少年逆光坐在枣红马上,一身红衣,笑得温和缱绻,他配合地惊喜挑眉。
真是说不出的美好。李瑛站在草丛中,有风吹过,马鞍上的金叶子沙沙作响。
凉风习习,膝盖高的草叶随风偏移,温柔地摩挲着她垂下的指尖,微微的痒痒,她的心也好痒痒,好似有一粒小种子慢慢拱起土块,破土而出。
草原视野开阔,好似这片绿草能一直平平的延伸到天涯海角,平铺到世界的尽头。
天下之大,天下之广,天下之阔,好似只剩下他们两个人。
啊不,两个人,一只兔,一匹马。
她忽然生出一种和他私奔的念头。
如果他不愿意,就拿她的金马鞭把她的小丈夫捆起来,把他藏起来,塞到雪山之巅的山洞里去,而她盘踞在山洞前,守护着他,供养着他,他们两个人只有彼此,让他全身心的依赖她,再也不要人找他们。
或者他们要是两只兔子就好了,一起住在温暖的地下,每日就窝在一起睡大觉,或者咔呲呲地啃草叶,生一窝窝小兔子。
或者做远处天际的大雁也好,比翼齐飞。
他们要藏起来,藏到到地下,藏到天上,不要被命运找到。
李瑛丢下那只兔子,她近乎强硬地将张妙玄从马上扯了下来。
张妙玄不知所措,他也有些生气,但是很快被李瑛炽热缠绵的吻而感动,他也动情地捧住她的脸。
他们倒在了萎黄的衰草里。
撕咬着,痉挛着,喘息着,如同方才被射死的野兽,他们带着一种几乎于同情的心情,重复着这种濒死感受。
意识昏沉时,张妙玄抬头看着半跪着的李瑛,斑驳的阳光照在少女青春美貌的面庞上,给她美玉般的皮肤渡上了层类似蜜糖的浅金色。

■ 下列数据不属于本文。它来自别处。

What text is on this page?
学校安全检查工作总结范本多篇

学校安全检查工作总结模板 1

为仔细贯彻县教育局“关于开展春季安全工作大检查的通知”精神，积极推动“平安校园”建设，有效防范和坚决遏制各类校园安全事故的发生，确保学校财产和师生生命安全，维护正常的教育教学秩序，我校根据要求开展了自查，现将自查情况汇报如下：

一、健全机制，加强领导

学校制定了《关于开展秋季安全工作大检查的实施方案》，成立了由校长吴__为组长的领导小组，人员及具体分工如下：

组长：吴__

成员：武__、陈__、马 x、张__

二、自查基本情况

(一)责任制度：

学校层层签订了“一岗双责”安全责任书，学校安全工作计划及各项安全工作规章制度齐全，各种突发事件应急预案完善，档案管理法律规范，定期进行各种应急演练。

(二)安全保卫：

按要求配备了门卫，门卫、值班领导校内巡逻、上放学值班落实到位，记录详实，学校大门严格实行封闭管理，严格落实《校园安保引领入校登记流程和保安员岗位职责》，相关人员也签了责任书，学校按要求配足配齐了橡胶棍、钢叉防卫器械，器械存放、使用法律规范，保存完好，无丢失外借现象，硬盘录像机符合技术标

她眼睛的野心悄然隐在眼底,此刻那双看似永远漠然的眼眸里,只留下了情1欲的潋滟。
张妙玄几乎彻夜未眠,李瑛也是心绪不宁,这样剧烈的快乐,对于他们二人已经是一种痛苦了。
最后他抱住李瑛的脊背,力气大到几乎要将她嵌进自己的身体,让他们合二为一,张妙玄发出了一声类似于哭叫的喘息。
明明笼罩着他们的是温暖澎湃的日出,但是他们心底怎么就生出了一种夕阳将落的哀伤呢?
天光彻底大亮的时候,他们回到了平原公主的大帐。